Anyway, I'd consider this post an "alpha" -- my first cut at identifying/classifying/filtering requests. I never suggested that I've gotten this right, which is why I'm so grateful for the readers who offer ways to make it better. If you've got specific ideas, Ram, I'd love to hear them.
Posted by: Kathy Sierra | May 11, 2006 6:55:47 PM
I must say I really enjoyed this post. As the product director of MyPhotoAlbum I really love all our members. We have the philosophy that it’s our members that have made us successful so it's hard not to try to solve every problem, change everything that people ask. Our team is very personally invested in what we do, and because of that, sometimes, criticisms hurt. After all it is our baby.
Many of your comments were right on point. If only you could please all of the people all of the time. I think that sometimes users forget that we want you to like it, use it, tell other's how great it is. But everyone's definition of that GREAT is... unfortunately.... different. But I guess that's what makes working in the Internet business so fun.
Keep the great post's coming.
Director of MyPhotoAlbum.com
Posted by: Jessy Hanley | May 12, 2006 8:16:46 AM
Since you added "Engineers/Developers/Producers with little or no user contact", "Marketing/Sales" and "Customer Service / Tech Support" as categories, you are missing one other:
"Quality Assurance/Documentation" These folks usually come in after a feature has been implimented to meet the customers demand and sometimes have no contact with the client yet believe that a feature either goes too far or not far enough.

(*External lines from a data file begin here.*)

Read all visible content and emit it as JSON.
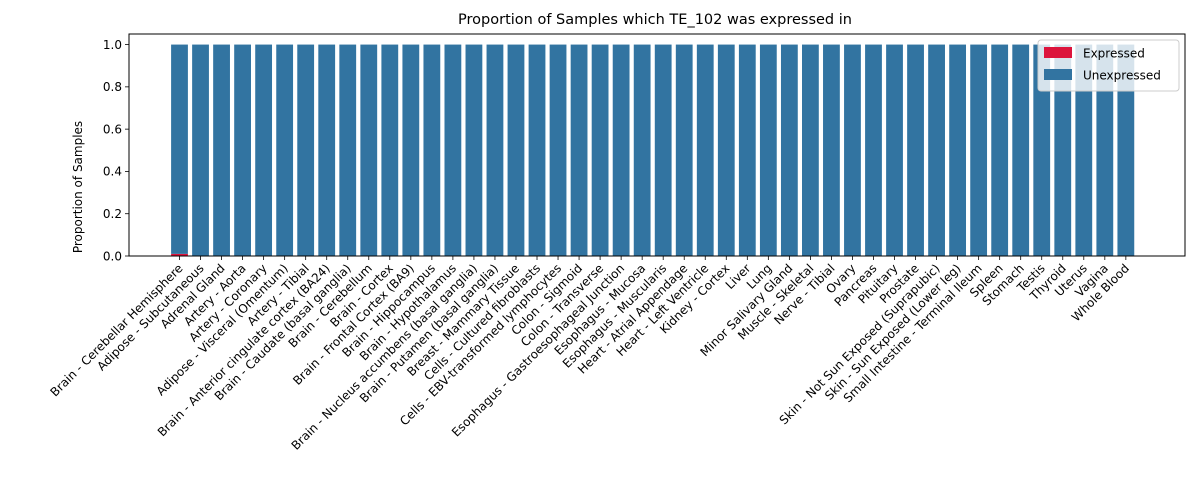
{
  "chart_data": {
    "type": "bar",
    "stacked": true,
    "title": "Proportion of Samples which TE_102 was expressed in",
    "xlabel": "",
    "ylabel": "Proportion of Samples",
    "ylim": [
      0,
      1.05
    ],
    "yticks": [
      "0.0",
      "0.2",
      "0.4",
      "0.6",
      "0.8",
      "1.0"
    ],
    "legend_position": "top-right",
    "grid": false,
    "categories": [
      "Brain - Cerebellar Hemisphere",
      "Adipose - Subcutaneous",
      "Adrenal Gland",
      "Artery - Aorta",
      "Artery - Coronary",
      "Adipose - Visceral (Omentum)",
      "Artery - Tibial",
      "Brain - Anterior cingulate cortex (BA24)",
      "Brain - Caudate (basal ganglia)",
      "Brain - Cerebellum",
      "Brain - Cortex",
      "Brain - Frontal Cortex (BA9)",
      "Brain - Hippocampus",
      "Brain - Hypothalamus",
      "Brain - Nucleus accumbens (basal ganglia)",
      "Brain - Putamen (basal ganglia)",
      "Breast - Mammary Tissue",
      "Cells - Cultured fibroblasts",
      "Cells - EBV-transformed lymphocytes",
      "Colon - Sigmoid",
      "Colon - Transverse",
      "Esophagus - Gastroesophageal Junction",
      "Esophagus - Mucosa",
      "Esophagus - Muscularis",
      "Heart - Atrial Appendage",
      "Heart - Left Ventricle",
      "Kidney - Cortex",
      "Liver",
      "Lung",
      "Minor Salivary Gland",
      "Muscle - Skeletal",
      "Nerve - Tibial",
      "Ovary",
      "Pancreas",
      "Pituitary",
      "Prostate",
      "Skin - Not Sun Exposed (Suprapubic)",
      "Skin - Sun Exposed (Lower leg)",
      "Small Intestine - Terminal Ileum",
      "Spleen",
      "Stomach",
      "Testis",
      "Thyroid",
      "Uterus",
      "Vagina",
      "Whole Blood"
    ],
    "series": [
      {
        "name": "Expressed",
        "color": "#dc143c",
        "values": [
          0.01,
          0,
          0,
          0,
          0,
          0,
          0,
          0,
          0,
          0,
          0,
          0,
          0,
          0,
          0,
          0,
          0,
          0,
          0,
          0,
          0,
          0,
          0,
          0,
          0,
          0,
          0,
          0,
          0,
          0,
          0,
          0,
          0,
          0,
          0,
          0,
          0,
          0,
          0,
          0,
          0,
          0,
          0,
          0,
          0,
          0
        ]
      },
      {
        "name": "Unexpressed",
        "color": "#3274a1",
        "values": [
          0.99,
          1,
          1,
          1,
          1,
          1,
          1,
          1,
          1,
          1,
          1,
          1,
          1,
          1,
          1,
          1,
          1,
          1,
          1,
          1,
          1,
          1,
          1,
          1,
          1,
          1,
          1,
          1,
          1,
          1,
          1,
          1,
          1,
          1,
          1,
          1,
          1,
          1,
          1,
          1,
          1,
          1,
          1,
          1,
          1,
          1
        ]
      }
    ]
  }
}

They definately belong in the "LISTEN..." group. Since QA's job is usually to break the program rather than actually use it, feature requests sometimes arise from lack of understanding of the use of the product in a real world senerio. Though sometimes feedback from another view close to the code is helpful.
Posted by: Blkbam | May 12, 2006 10:51:58 AM
I always thought the Kool-Aid point was the differentiator between those who "got it" and those who didn't get it.
Posted by: Mike Drips | May 13, 2006 10:36:54 AM
I think it's a fundamental mistake to filter feature requests based on who they're coming from. Even people who will completely hate your product no matter what you do can still offer useful insights into improvements.
Posted by: Scott Reynen | May 14, 2006 4:03:16 PM
Kathy, what an awesome post. I have blogged about it as consider it to be ESSENTIAL reading for any Web 2.0 marketeer looking to engage the community more and realising it is not as easy as it sounds!
One thing that cannot be underestimated is the value in those customers that complain.
People rarely call to say "thanks for your wonderful service or extremely practical vacuum cleaner bags".
People more often call with complaints which, given the effort and passion (read: anger!) required to be bothered to call/write/email means that the complaint is significant.
The customer in this instance is aleady helping us by letting us know what the worst parts of our product or service is and shoudl be treated better than most.
I often say that the sign of a good company is how it resloves its mistakes and we can only learn from the complainants.